In doing so, however, Lerach and company cut their share of corners, especially by repeatedly, and illegally, paying a handful of sleazy businessmen who served as their token plaintiffs. Lerach's type of work was, and remains, controversial. To those who look askance at Big Business, he was a crusader against fraud and an ardent defender of stockholders everywhere. To the Fortune 500 and those who love them, he was a greenmailing wolf always on the prowl to pick off its weakest members.
Dillon and Cannon view Lerach as an historic figure, the man who, in the words of the book's subtitle, "brought corporate America to its knees." He didn't, of course, and that's part of the problem. Lerach forged massive legal settlements against the likes of Charles Keating and Enron, but he was less a company-chomping shark than a nettlesome pest who sucked the blood from the sick and wounded. The Fortune 500, especially the high-tech giants of Silicon Valley, where Lerach hunted often, rallied against his ilk, floating any number of California ballot initiatives to curb such litigation, and eventually persuaded Congress to pass a law effectively ending such lawsuits. But it's hard to argue that Lerach alone provoked any of this, or that in his absence any number of other plaintiff's lawyers wouldn't have been just as successful at doing what he did.

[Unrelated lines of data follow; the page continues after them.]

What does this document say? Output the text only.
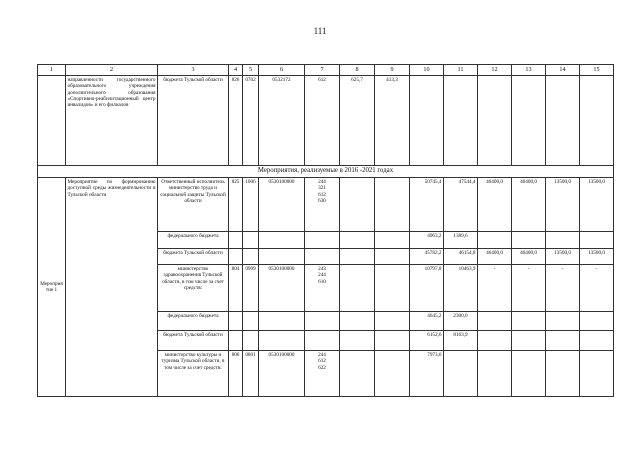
111
1	2	3	4	5	6	7	8	9	10	11	12	13	14	15
	направленности государственного образовательного учреждения дополнительного образования «Спортивно-реабилитационный центр инвалидов» и его филиалов	бюджета Тульской области	826	0702	0532172	612	625,7	413,3						
Мероприятия, реализуемые в 2016 -2021 годах														
Мероприятие 1	Мероприятие по формированию доступной среды жизнедеятельности в Тульской области	Ответственный исполнитель министерство труда и социальной защиты Тульской области	825	1006	0530100000	244
321
612
630			50745,4	47544,4	46400,0	46400,0	13500,0	13500,0
		федерального бюджета							4963,2	1389,6				
		бюджета Тульской области							45782,2	46154,8	46400,0	46400,0	13500,0	13500,0
		министерство здравоохранения Тульской области, в том числе за счет средств:	804	0909	0530100000	243
244
610			10797,8	10463,9	-	-	-	-
		федерального бюджета							4645,2	2300,0				
		бюджета Тульской области							6152,6	8163,9				
		министерство культуры и туризма Тульской области, в том числе за счет средств:	806	0801	0530100000	244
612
622			7973,6					
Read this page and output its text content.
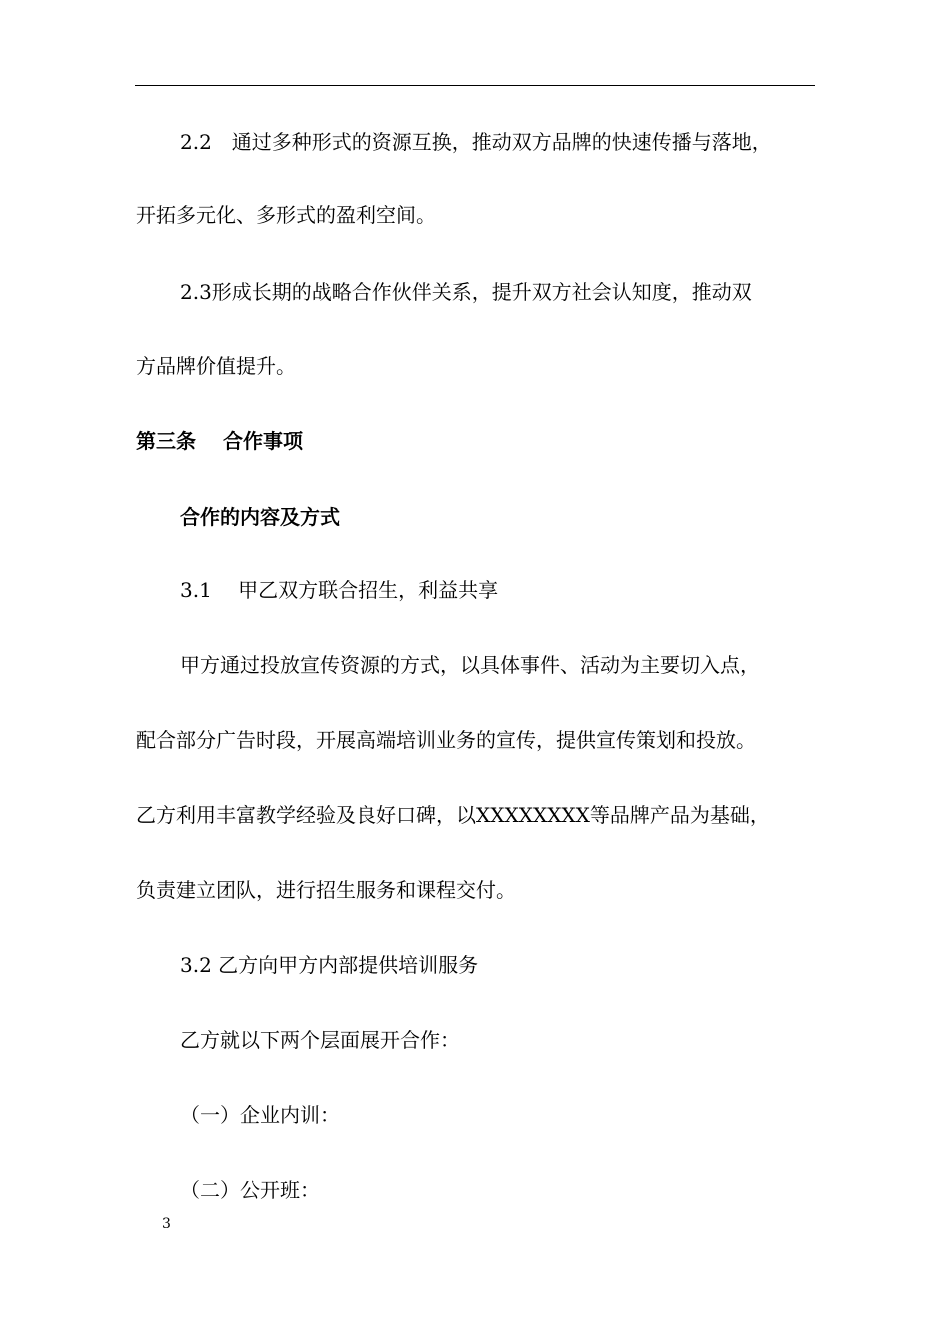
2.2　通过多种形式的资源互换，推动双方品牌的快速传播与落地，
开拓多元化、多形式的盈利空间。
2.3形成长期的战略合作伙伴关系，提升双方社会认知度，推动双
方品牌价值提升。
第三条　 合作事项
合作的内容及方式
3.1　 甲乙双方联合招生，利益共享
甲方通过投放宣传资源的方式，以具体事件、活动为主要切入点，
配合部分广告时段，开展高端培训业务的宣传，提供宣传策划和投放。
乙方利用丰富教学经验及良好口碑，以XXXXXXXX等品牌产品为基础，
负责建立团队，进行招生服务和课程交付。
3.2 乙方向甲方内部提供培训服务
乙方就以下两个层面展开合作：
（一）企业内训：
（二）公开班：
3
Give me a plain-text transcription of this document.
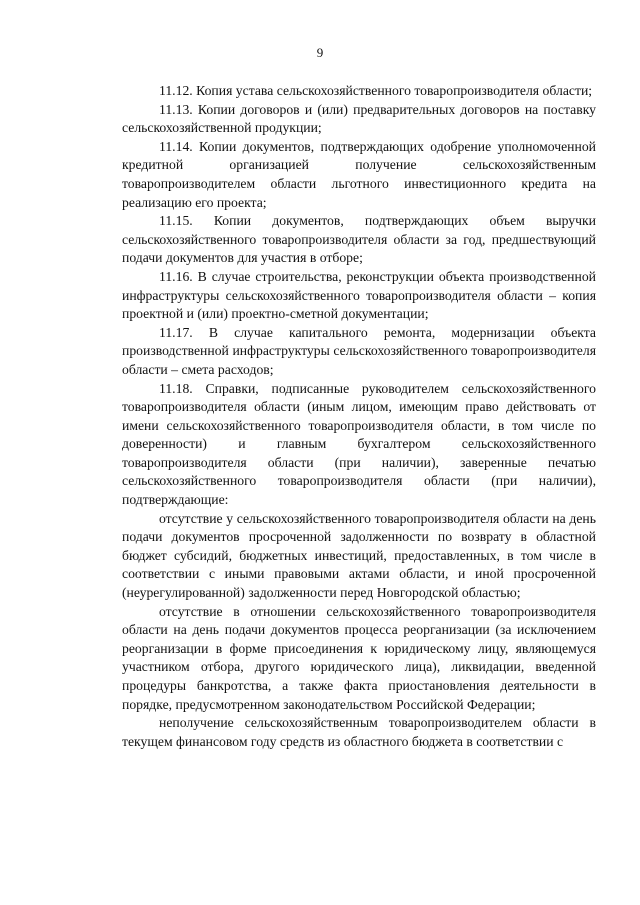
9

11.12. Копия устава сельскохозяйственного товаропроизводителя области;

11.13. Копии договоров и (или) предварительных договоров на поставку сельскохозяйственной продукции;

11.14. Копии документов, подтверждающих одобрение уполномоченной кредитной организацией получение сельскохозяйственным товаропроизводителем области льготного инвестиционного кредита на реализацию его проекта;

11.15. Копии документов, подтверждающих объем выручки сельскохозяйственного товаропроизводителя области за год, предшествующий подачи документов для участия в отборе;

11.16. В случае строительства, реконструкции объекта производственной инфраструктуры сельскохозяйственного товаропроизводителя области – копия проектной и (или) проектно-сметной документации;

11.17. В случае капитального ремонта, модернизации объекта производственной инфраструктуры сельскохозяйственного товаропроизводителя области – смета расходов;

11.18. Справки, подписанные руководителем сельскохозяйственного товаропроизводителя области (иным лицом, имеющим право действовать от имени сельскохозяйственного товаропроизводителя области, в том числе по доверенности) и главным бухгалтером сельскохозяйственного товаропроизводителя области (при наличии), заверенные печатью сельскохозяйственного товаропроизводителя области (при наличии), подтверждающие:

отсутствие у сельскохозяйственного товаропроизводителя области на день подачи документов просроченной задолженности по возврату в областной бюджет субсидий, бюджетных инвестиций, предоставленных, в том числе в соответствии с иными правовыми актами области, и иной просроченной (неурегулированной) задолженности перед Новгородской областью;

отсутствие в отношении сельскохозяйственного товаропроизводителя области на день подачи документов процесса реорганизации (за исключением реорганизации в форме присоединения к юридическому лицу, являющемуся участником отбора, другого юридического лица), ликвидации, введенной процедуры банкротства, а также факта приостановления деятельности в порядке, предусмотренном законодательством Российской Федерации;

неполучение сельскохозяйственным товаропроизводителем области в текущем финансовом году средств из областного бюджета в соответствии с
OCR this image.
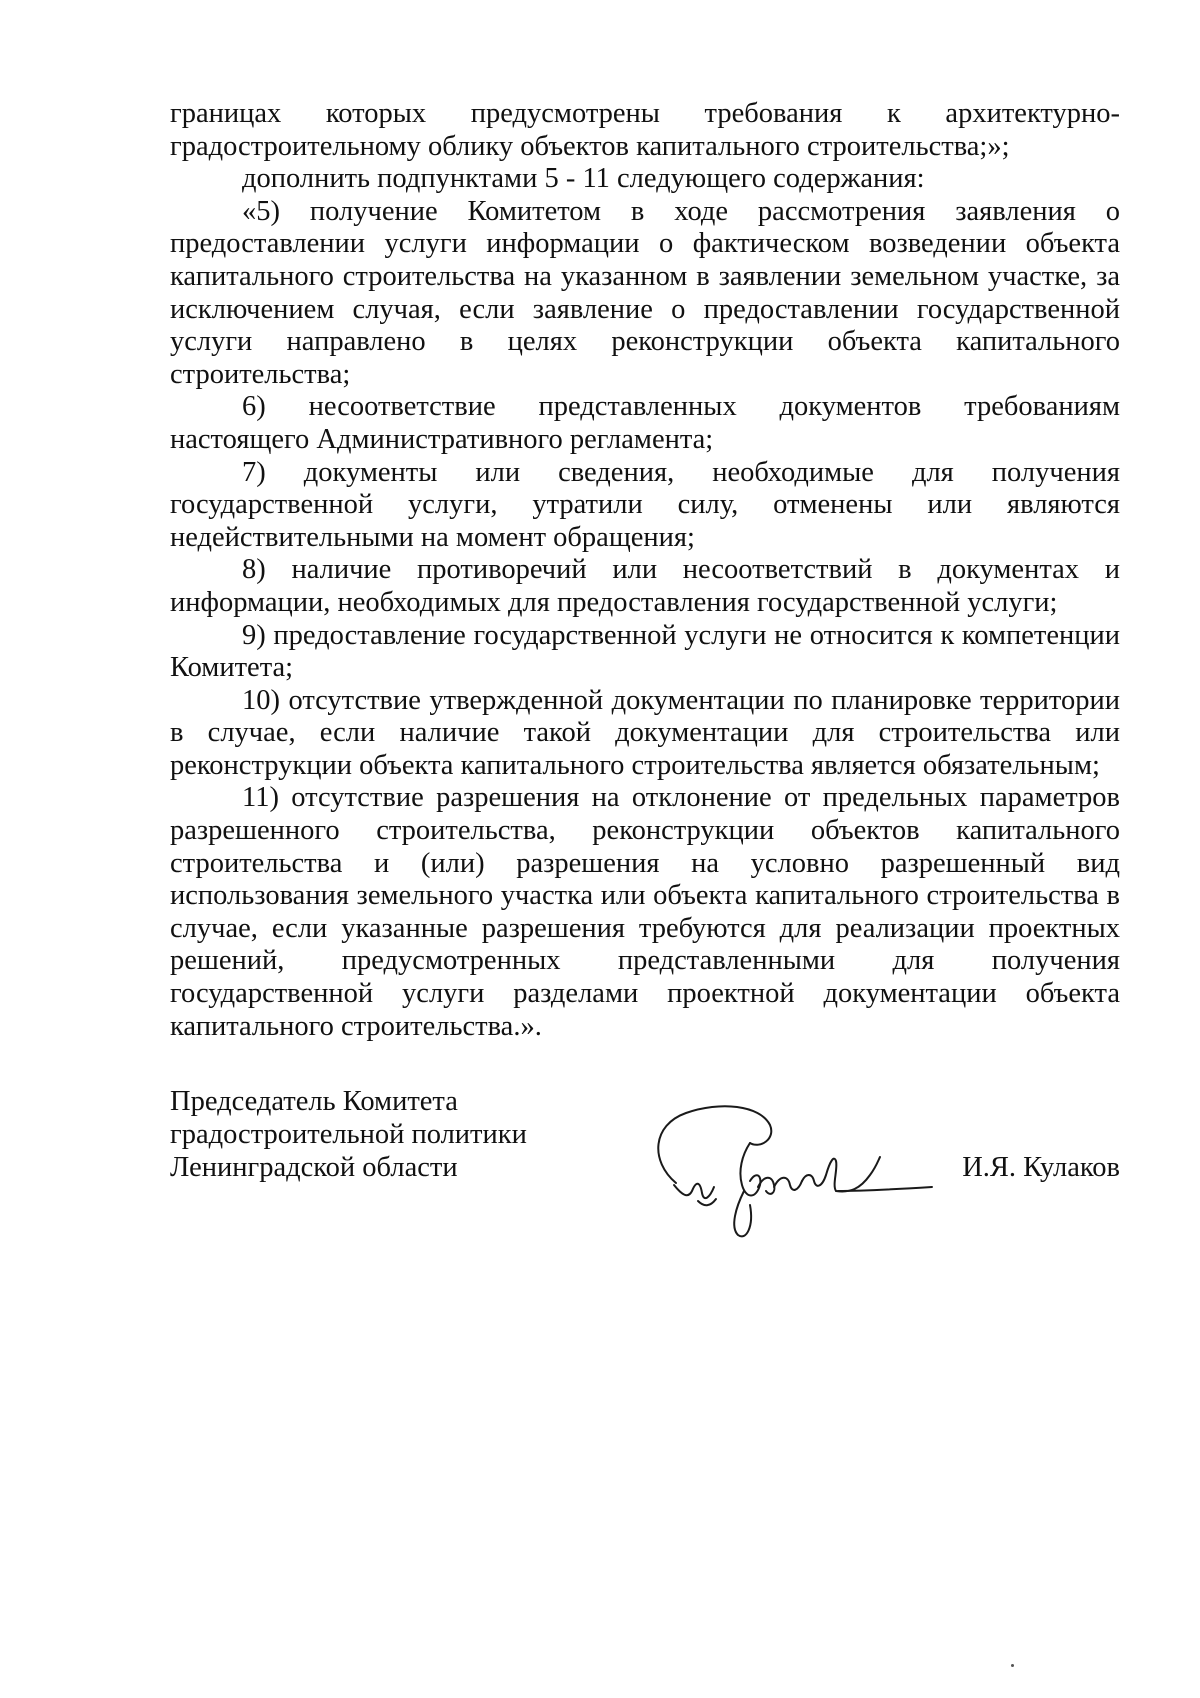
границах которых предусмотрены требования к архитектурно-градостроительному облику объектов капитального строительства;»;

дополнить подпунктами 5 - 11 следующего содержания:

«5) получение Комитетом в ходе рассмотрения заявления о предоставлении услуги информации о фактическом возведении объекта капитального строительства на указанном в заявлении земельном участке, за исключением случая, если заявление о предоставлении государственной услуги направлено в целях реконструкции объекта капитального строительства;

6) несоответствие представленных документов требованиям настоящего Административного регламента;

7) документы или сведения, необходимые для получения государственной услуги, утратили силу, отменены или являются недействительными на момент обращения;

8) наличие противоречий или несоответствий в документах и информации, необходимых для предоставления государственной услуги;

9) предоставление государственной услуги не относится к компетенции Комитета;

10) отсутствие утвержденной документации по планировке территории в случае, если наличие такой документации для строительства или реконструкции объекта капитального строительства является обязательным;

11) отсутствие разрешения на отклонение от предельных параметров разрешенного строительства, реконструкции объектов капитального строительства и (или) разрешения на условно разрешенный вид использования земельного участка или объекта капитального строительства в случае, если указанные разрешения требуются для реализации проектных решений, предусмотренных представленными для получения государственной услуги разделами проектной документации объекта капитального строительства.».

Председатель Комитета
градостроительной политики
Ленинградской области	И.Я. Кулаков
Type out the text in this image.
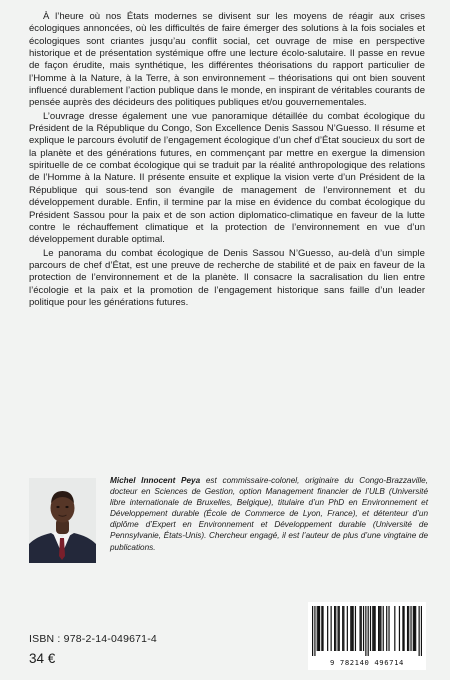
À l’heure où nos États modernes se divisent sur les moyens de réagir aux crises écologiques annoncées, où les difficultés de faire émerger des solutions à la fois sociales et écologiques sont criantes jusqu’au conflit social, cet ouvrage de mise en perspective historique et de présentation systémique offre une lecture écolo-salutaire. Il passe en revue de façon érudite, mais synthétique, les différentes théorisations du rapport particulier de l’Homme à la Nature, à la Terre, à son environnement – théorisations qui ont bien souvent influencé durablement l’action publique dans le monde, en inspirant de véritables courants de pensée auprès des décideurs des politiques publiques et/ou gouvernementales.

L’ouvrage dresse également une vue panoramique détaillée du combat écologique du Président de la République du Congo, Son Excellence Denis Sassou N’Guesso. Il résume et explique le parcours évolutif de l’engagement écologique d’un chef d’État soucieux du sort de la planète et des générations futures, en commençant par mettre en exergue la dimension spirituelle de ce combat écologique qui se traduit par la réalité anthropologique des relations de l’Homme à la Nature. Il présente ensuite et explique la vision verte d’un Président de la République qui sous-tend son évangile de management de l’environnement et du développement durable. Enfin, il termine par la mise en évidence du combat écologique du Président Sassou pour la paix et de son action diplomatico-climatique en faveur de la lutte contre le réchauffement climatique et la protection de l’environnement en vue d’un développement durable optimal.

Le panorama du combat écologique de Denis Sassou N’Guesso, au-delà d’un simple parcours de chef d’État, est une preuve de recherche de stabilité et de paix en faveur de la protection de l’environnement et de la planète. Il consacre la sacralisation du lien entre l’écologie et la paix et la promotion de l’engagement historique sans faille d’un leader politique pour les générations futures.

Michel Innocent Peya est commissaire-colonel, originaire du Congo-Brazzaville, docteur en Sciences de Gestion, option Management financier de l’ULB (Université libre internationale de Bruxelles, Belgique), titulaire d’un PhD en Environnement et Développement durable (École de Commerce de Lyon, France), et détenteur d’un diplôme d’Expert en Environnement et Développement durable (Université de Pennsylvanie, États-Unis). Chercheur engagé, il est l’auteur de plus d’une vingtaine de publications.

ISBN : 978-2-14-049671-4
34 €	9 782140 496714
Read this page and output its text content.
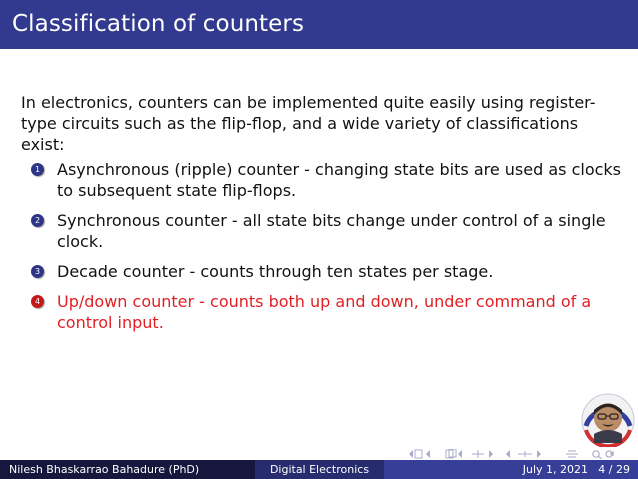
Classification of counters

In electronics, counters can be implemented quite easily using register-type circuits such as the flip-flop, and a wide variety of classifications exist:

1 Asynchronous (ripple) counter - changing state bits are used as clocks to subsequent state flip-flops.
2 Synchronous counter - all state bits change under control of a single clock.
3 Decade counter - counts through ten states per stage.
4 Up/down counter - counts both up and down, under command of a control input.
Nilesh Bhaskarrao Bahadure (PhD)	Digital Electronics	July 1, 2021 4 / 29
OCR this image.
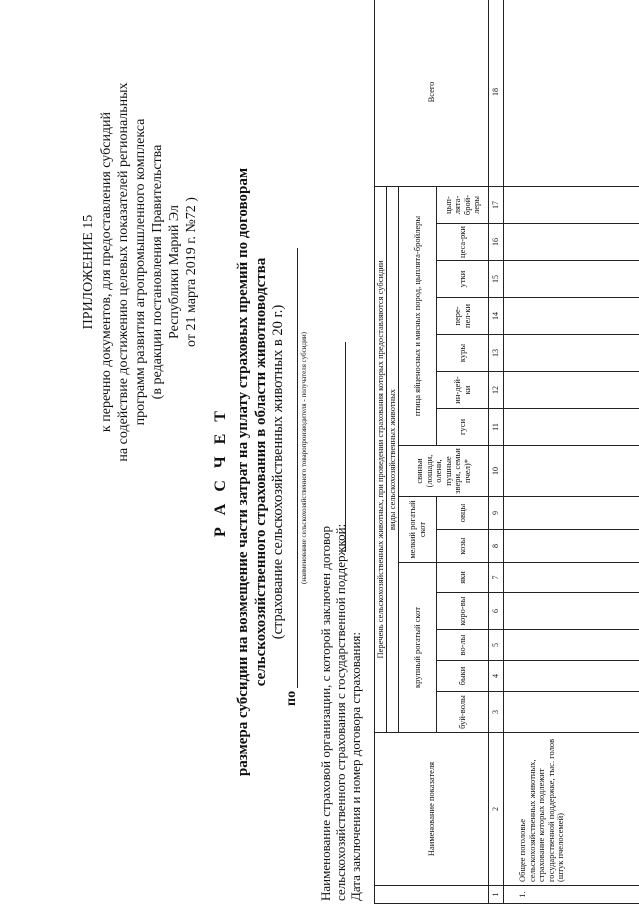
ПРИЛОЖЕНИЕ 15 к перечню документов, для предоставления субсидий на содействие достижению целевых показателей региональных программ развития агропромышленного комплекса (в редакции постановления Правительства Республики Марий Эл от 21 марта 2019 г. №72 )
Р А С Ч Е Т размера субсидии на возмещение части затрат на уплату страховых премий по договорам сельскохозяйственного страхования в области животноводства (страхование сельскохозяйственных животных в 20 г.)
по
(наименование сельскохозяйственного товаропроизводителя - получателя субсидии)
Наименование страховой организации, с которой заключен договор сельскохозяйственного страхования с государственной поддержкой: Дата заключения и номер договора страхования:
		Наименование показателя	Перечень сельскохозяйственных животных, при проведении страхования которых предоставляются субсидии															Всего
		виды сельскохозяйственных животных															
		крупный рогатый скот					мелкий рогатый скот		свиньи (лошади, олени, пушные звери, семьи пчел)*	птица яйценосных и мясных пород, цыплята-бройлеры							

		буй-волы	быки	во-лы	коро-вы	яки	козы	овцы		гуси	ин-дей-ки	куры	пере-пел-ки	утки	цеса-рки	цып-лята-брой-леры	
1	2	3	4	5	6	7	8	9	10	11	12	13	14	15	16	17	18
1.	Общее поголовье сельскохозяйственных животных, страхование которых подлежит государственной поддержке, тыс. голов (штук пчелосемей)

The deeper problem with the book, however, is that despite its 500-plus pages, Lerach himself never really comes to life. We get hundreds of pages devoted to his lawsuits, but his private life by and large remains offstage; every hundred pages or so he seems to pick up a new wife and a new mansion, but that's about it. Which is a shame, because while Lerach's rise isn't all that fascinating -- it's basically a numbing parade of lawsuits filed against one stupid company or another -- his fall is truly Shakespearean. Once Dillon and Cannon get to it about halfway through the book, the narrative momentum increases exponentially. "Circle of Greed" is never a true page-turner, but in its second half it becomes a far more entertaining book.
Lerach's downfall comes courtesy of two memorable characters, the first a University of Chicago professor named Daniel Fischel, who jousted with Lerach as a witness-for-hire in several lawsuits and then sued him for abusing the legal process. Dillon and Cannon wring this revenge plot for all the drama they can, as they should. Just as compelling is a side-plot involving one of Lerach's token plaintiffs, a Los Angeles attorney named Steven Cooperman, who resorts to having his own Picassos and Monets stolen for the insurance money. Once the paintings turn up, oddly, in a Cleveland-area self-storage unit, it's only a matter of time before Cooperman turns on Lerach, giving prosecutors all they need to send them both to prison.
"Circle of Greed" is a fine story, one many a lawyer will enjoy reading, but its lack of narrative drive and a compelling central character ultimately renders it a cut below the best business books.
Bryan Burrough is a special correspondent at Vanity Fair and the author of "The Big Rich."